This PAROT uses a 230V AC relay for 230V mains switching and includes PTT switching using an FOD852 opto coupler.
The intended application is to control power to a valve PA, providing programmable heater delay, and cool down delay of power off.
Above is the electronics built on a small piece of Veroboard. This one uses a 0.47µF cap as the power supply current requirements are a little lower than for the SSR.
Above is the copper side of the Veroboard. The layout is designed to accommodate another implementation using a small Triac to switch a 230V AC relay. The board has been given a heavy coat of acrylic PCB lacquer to improve voltage withstand.

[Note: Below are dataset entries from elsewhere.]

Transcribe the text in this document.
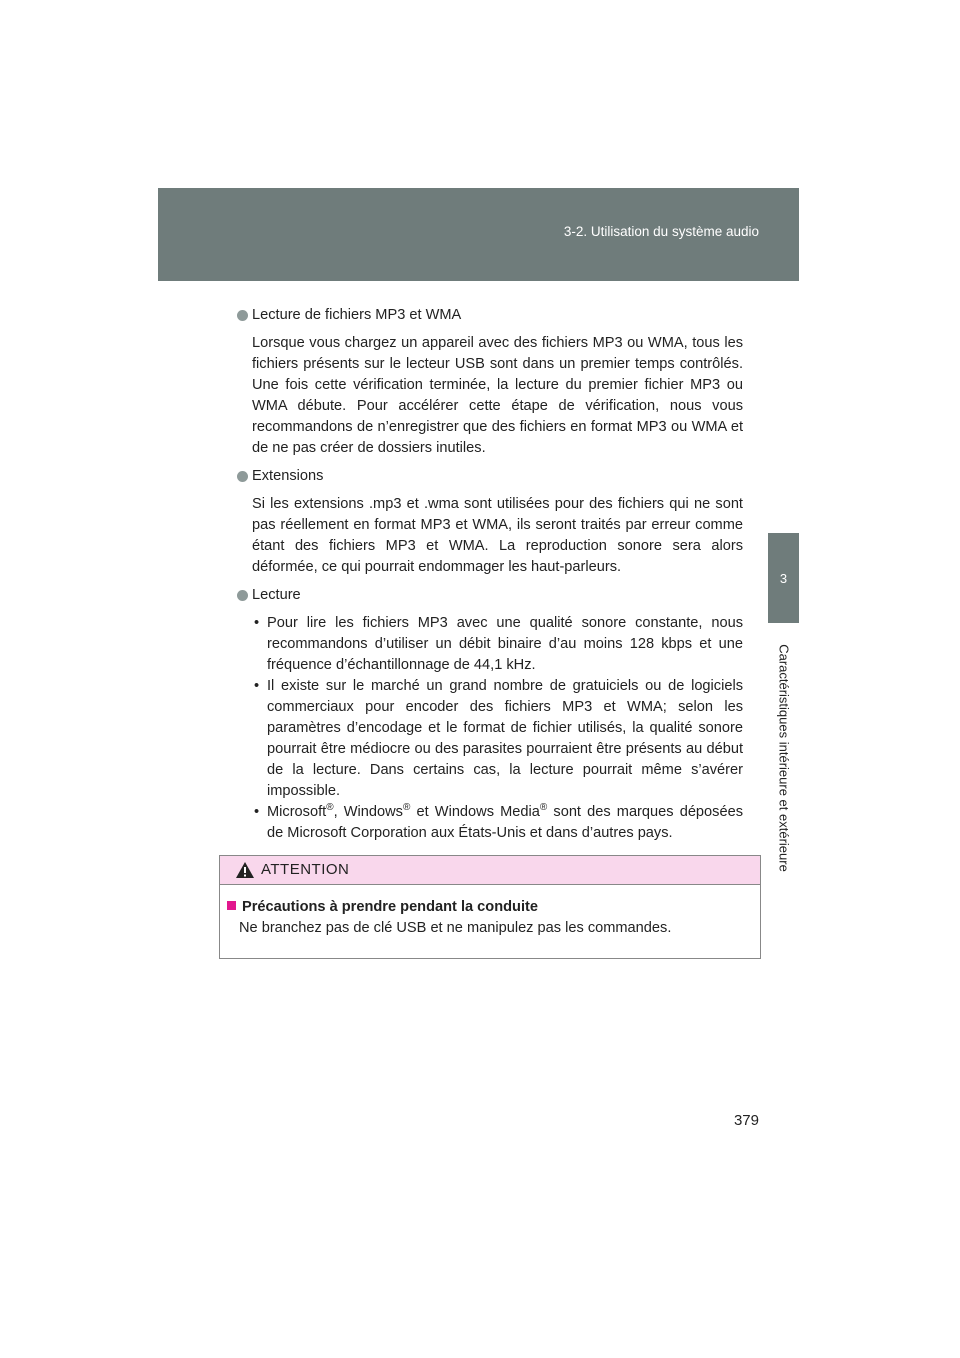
3-2. Utilisation du système audio
3
Caractéristiques intérieure et extérieure
Lecture de fichiers MP3 et WMA
Lorsque vous chargez un appareil avec des fichiers MP3 ou WMA, tous les fichiers présents sur le lecteur USB sont dans un premier temps contrôlés. Une fois cette vérification terminée, la lecture du premier fichier MP3 ou WMA débute. Pour accélérer cette étape de vérification, nous vous recommandons de n’enregistrer que des fichiers en format MP3 ou WMA et de ne pas créer de dossiers inutiles.
Extensions
Si les extensions .mp3 et .wma sont utilisées pour des fichiers qui ne sont pas réellement en format MP3 et WMA, ils seront traités par erreur comme étant des fichiers MP3 et WMA. La reproduction sonore sera alors déformée, ce qui pourrait endommager les haut-parleurs.
Lecture
• Pour lire les fichiers MP3 avec une qualité sonore constante, nous recommandons d’utiliser un débit binaire d’au moins 128 kbps et une fréquence d’échantillonnage de 44,1 kHz.
• Il existe sur le marché un grand nombre de gratuiciels ou de logiciels commerciaux pour encoder des fichiers MP3 et WMA; selon les paramètres d’encodage et le format de fichier utilisés, la qualité sonore pourrait être médiocre ou des parasites pourraient être présents au début de la lecture. Dans certains cas, la lecture pourrait même s’avérer impossible.
• Microsoft®, Windows® et Windows Media® sont des marques déposées de Microsoft Corporation aux États-Unis et dans d’autres pays.
ATTENTION
Précautions à prendre pendant la conduite
Ne branchez pas de clé USB et ne manipulez pas les commandes.
379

A workbench checkout revealed the quality of cheap Chinese caps, the first one fitted was 55% of the marked value and the Parot would not run. Replacing it with a cap measuring 0.45µF solved the problem.
The PAROT was inclosed in an inexpensive Jiffy box to make it safe for an extended trial.
Measurement of the power supply on load
Above is a scope capture of the power supply Vcc rail with the power supply loaded (LED on and Triac driven), mains at 241Vrms.
Above is an expanded view of the ripple. Ripple measures 160mVpp, equivalent to 46mVrms, ripple factor is 1.3%.
A thermograph of the interior after running on full load with the cover on shows the relay coil to be the only hotspot at 30° rise. This is a low cost ($3) Chinese relay (JQX-13F with a 200-220V coil on 240V). It is a DPDT 10A AC contact set, and both contacts are wired in parallel. The temperature of the operated relay is similar with zero load current.
Brown out test
The PAROT was connected to a Variac and voltage varied from 265V down. The device worked down to 140V at which it dropped the load, but reapplied power to the load when the voltage was raised to 150V. The power supply is quite adequate to supply the current required by the electronics.
A test with a portable receiver and listening on the station receiver did not reveal any significant noise emissions from the PAROT.
Extension to other contexts
This design is for nominal 230Vrms 50Hz AC supply. The main power supply series capacitor must be designed for the voltage and frequency used.
This implementation is configured for 10s heater delay, and 900s cool down time, no other options are active.
Above is the EEPROM configuration (using Hex Editor Neo’s structure viewer).